Lurking in the depths of that scruff is something far mightier than you could ever imagine. Photo: Shutterstock.

Ladies, lay down your weapons. Your fight against the beard is now to no avail. Despite your grumbles and pleas, you can no longer stop what you’ve known for a long time would be inevitable. For now, even science has taken the side of the hipsters and the hairy. You can kiss your clean-shaven boyfriends and brothers good bye, for nothing can stall the dynamic momentum of the beard from this point forward. What began as a hip and happening trend has now become just good health. While most hygienically conscious people question and fear what lives within the shadows of dense facial hair, a recent study found an answer: some pretty good stuff.
Unfortunately, hospitals are often hotspots for diseases beyond the ones for which patients are treated. MRSA, staph, and pneumonia too often infect patients admitted for other health issues. Health care staff workers are vulnerable to these diseases, and they can unintentionally facilitate their spread. It was feared that facial hair might be one of the mechanisms for transmission. For this reason, scientists working in an American hospital tested the faces of workers with facial and without for various bacteria and viruses. The results were astounding. Those without facial hair were 3x more likely to be harboring MRSA on their cleanly shaved face than those with facial hair. Talk about a plot twist.
Those without facial hair were 3x more likely to be harboring MRSA on their cleanly shaved face.
Initially, these scientists did not consider that beards fought disease. Rather, they suggested that shaving invited them. Shaving causes tiny cuts in the skin, which could potentially make convenient homes for wandering pathogens. Skipping the razor could leave the skin’s natural defenses intact giving pathogens a less friendly territory to colonize.
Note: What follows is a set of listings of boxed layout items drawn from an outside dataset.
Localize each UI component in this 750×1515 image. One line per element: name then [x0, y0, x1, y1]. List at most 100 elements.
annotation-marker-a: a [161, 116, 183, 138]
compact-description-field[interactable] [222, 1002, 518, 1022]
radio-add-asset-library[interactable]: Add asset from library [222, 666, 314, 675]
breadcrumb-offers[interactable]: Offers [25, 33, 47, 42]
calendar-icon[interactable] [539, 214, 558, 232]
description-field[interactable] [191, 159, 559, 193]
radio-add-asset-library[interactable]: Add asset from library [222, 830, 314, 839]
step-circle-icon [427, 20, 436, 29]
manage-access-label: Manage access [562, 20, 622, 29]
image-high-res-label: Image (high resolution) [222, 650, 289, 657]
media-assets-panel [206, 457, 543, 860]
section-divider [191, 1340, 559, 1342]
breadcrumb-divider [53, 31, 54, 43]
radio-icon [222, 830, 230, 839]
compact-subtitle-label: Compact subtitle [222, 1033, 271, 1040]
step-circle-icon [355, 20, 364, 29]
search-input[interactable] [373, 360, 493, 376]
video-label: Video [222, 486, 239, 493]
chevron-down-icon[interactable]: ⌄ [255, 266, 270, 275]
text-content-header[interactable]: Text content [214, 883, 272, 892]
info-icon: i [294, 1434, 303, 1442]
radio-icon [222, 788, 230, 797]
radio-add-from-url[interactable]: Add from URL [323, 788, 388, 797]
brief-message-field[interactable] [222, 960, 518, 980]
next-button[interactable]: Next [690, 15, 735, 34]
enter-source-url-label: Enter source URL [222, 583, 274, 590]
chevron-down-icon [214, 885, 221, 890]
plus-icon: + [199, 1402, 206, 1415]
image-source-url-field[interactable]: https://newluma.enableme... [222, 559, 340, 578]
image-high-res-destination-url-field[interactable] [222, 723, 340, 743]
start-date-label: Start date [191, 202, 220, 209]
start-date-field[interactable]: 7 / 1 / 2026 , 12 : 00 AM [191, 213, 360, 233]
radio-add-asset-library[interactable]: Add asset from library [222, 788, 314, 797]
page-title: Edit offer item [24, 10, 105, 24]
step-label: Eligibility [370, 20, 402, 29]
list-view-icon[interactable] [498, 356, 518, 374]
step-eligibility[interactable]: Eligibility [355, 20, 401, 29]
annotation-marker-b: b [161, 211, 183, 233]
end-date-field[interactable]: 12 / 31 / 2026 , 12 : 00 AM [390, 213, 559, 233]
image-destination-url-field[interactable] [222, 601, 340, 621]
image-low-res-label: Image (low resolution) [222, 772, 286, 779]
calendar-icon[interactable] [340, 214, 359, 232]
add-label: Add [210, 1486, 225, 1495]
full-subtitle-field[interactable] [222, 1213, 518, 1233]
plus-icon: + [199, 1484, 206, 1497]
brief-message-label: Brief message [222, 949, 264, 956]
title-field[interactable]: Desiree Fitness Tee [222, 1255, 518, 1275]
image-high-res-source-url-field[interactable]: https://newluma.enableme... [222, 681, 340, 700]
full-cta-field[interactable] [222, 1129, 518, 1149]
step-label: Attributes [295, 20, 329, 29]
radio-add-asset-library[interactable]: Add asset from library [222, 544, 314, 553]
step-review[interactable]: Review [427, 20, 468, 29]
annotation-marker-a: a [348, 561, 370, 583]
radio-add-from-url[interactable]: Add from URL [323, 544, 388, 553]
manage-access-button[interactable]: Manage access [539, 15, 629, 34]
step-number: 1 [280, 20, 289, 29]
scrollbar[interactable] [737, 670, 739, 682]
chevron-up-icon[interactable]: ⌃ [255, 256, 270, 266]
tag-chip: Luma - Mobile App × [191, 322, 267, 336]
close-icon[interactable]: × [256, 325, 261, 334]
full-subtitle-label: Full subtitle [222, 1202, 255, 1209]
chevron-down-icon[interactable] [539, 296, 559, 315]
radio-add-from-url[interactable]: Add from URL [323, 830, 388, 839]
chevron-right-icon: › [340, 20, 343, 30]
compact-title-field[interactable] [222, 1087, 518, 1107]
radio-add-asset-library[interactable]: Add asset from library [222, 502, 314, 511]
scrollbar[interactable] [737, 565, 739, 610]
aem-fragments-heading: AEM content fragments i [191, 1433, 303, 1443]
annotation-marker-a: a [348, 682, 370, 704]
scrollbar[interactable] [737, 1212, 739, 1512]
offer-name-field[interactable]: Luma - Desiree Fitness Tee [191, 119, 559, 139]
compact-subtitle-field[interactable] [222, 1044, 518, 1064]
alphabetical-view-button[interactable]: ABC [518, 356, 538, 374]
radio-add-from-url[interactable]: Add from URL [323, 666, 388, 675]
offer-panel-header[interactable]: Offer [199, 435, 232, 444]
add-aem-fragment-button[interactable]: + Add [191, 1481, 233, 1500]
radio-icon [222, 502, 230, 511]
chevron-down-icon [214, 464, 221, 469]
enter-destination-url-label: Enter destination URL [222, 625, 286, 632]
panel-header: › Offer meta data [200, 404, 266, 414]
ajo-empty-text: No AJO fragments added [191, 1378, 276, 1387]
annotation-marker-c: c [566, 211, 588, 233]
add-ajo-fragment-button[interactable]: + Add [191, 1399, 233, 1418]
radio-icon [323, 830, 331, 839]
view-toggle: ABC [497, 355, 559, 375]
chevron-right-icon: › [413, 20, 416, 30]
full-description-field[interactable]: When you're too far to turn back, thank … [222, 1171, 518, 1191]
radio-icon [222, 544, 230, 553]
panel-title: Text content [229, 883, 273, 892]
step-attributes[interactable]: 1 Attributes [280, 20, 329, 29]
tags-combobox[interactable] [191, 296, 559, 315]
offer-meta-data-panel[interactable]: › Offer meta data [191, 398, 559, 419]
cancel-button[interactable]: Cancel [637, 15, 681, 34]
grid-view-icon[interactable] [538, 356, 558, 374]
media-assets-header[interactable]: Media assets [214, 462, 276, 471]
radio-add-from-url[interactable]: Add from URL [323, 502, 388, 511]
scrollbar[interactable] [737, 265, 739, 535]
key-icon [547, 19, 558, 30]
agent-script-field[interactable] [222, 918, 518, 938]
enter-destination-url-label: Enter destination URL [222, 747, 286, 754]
But the bold scientists at the BBC (Yes, apparently the BBC performs medical research on the side? Ah, the British) did not stop there. They were not content with this hypothesis, oh no. The team from “Trust Me I’m a Doctor” with the help of Dr. Adam Roberts, University College London microbiologist, swabbed a large sampling of beards. Dr. Roberts then headed to the lab to see what he could grow from the cultures collected.
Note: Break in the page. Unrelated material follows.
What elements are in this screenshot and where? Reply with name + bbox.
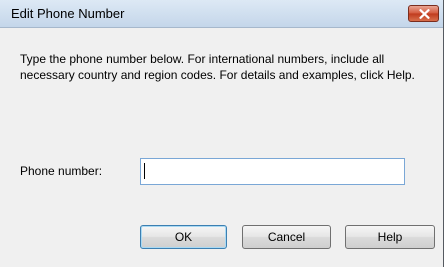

Dr. Roberts eventually grew over 100 different kinds of bacteria. First thought: super gross. However, he noticed that a few of these samples clearly possessed a HBIC (head bacteria in charge). In these petri dishes, a single microbe was killing all the other bacteria around it- behaving very similarly to the fungus spore that lead to the isolation of Penicillin. Roberts singled out this little bugger, and he found it to be part of the species Staphylococcus epidermidis. Most likely this gun slinging microbe produced and secreted a kind of toxin that killed off other bacteria. Roberts isolated the microbe, and he tested its effects on a particularly drug resistant strain of E. coli (one that typically causes urinary tract infections). The beardibiotic killed the E. coli mercilessly, performing far better than other commonly used antibiotics.
For surfers, beards might be able to offer protection against infection from dirty water. A clean shaven face is an open invitation for the skin infections common in the runoff from storm drains, but a beard allows the skin’s natural defenses to work at their best. Not to mention that facial fur could contain microbes to actively fight off infection. Plus, who knows, maybe your beard hosts modern medicine’s next miracle cure.
While it’s incredibly expensive and time consuming to thoroughly test an antibiotic sufficiently to bring it to market, especially as novel a one as this, Dr. Robert’s findings do lend hope to the idea that the future of medicine might be just under our noses.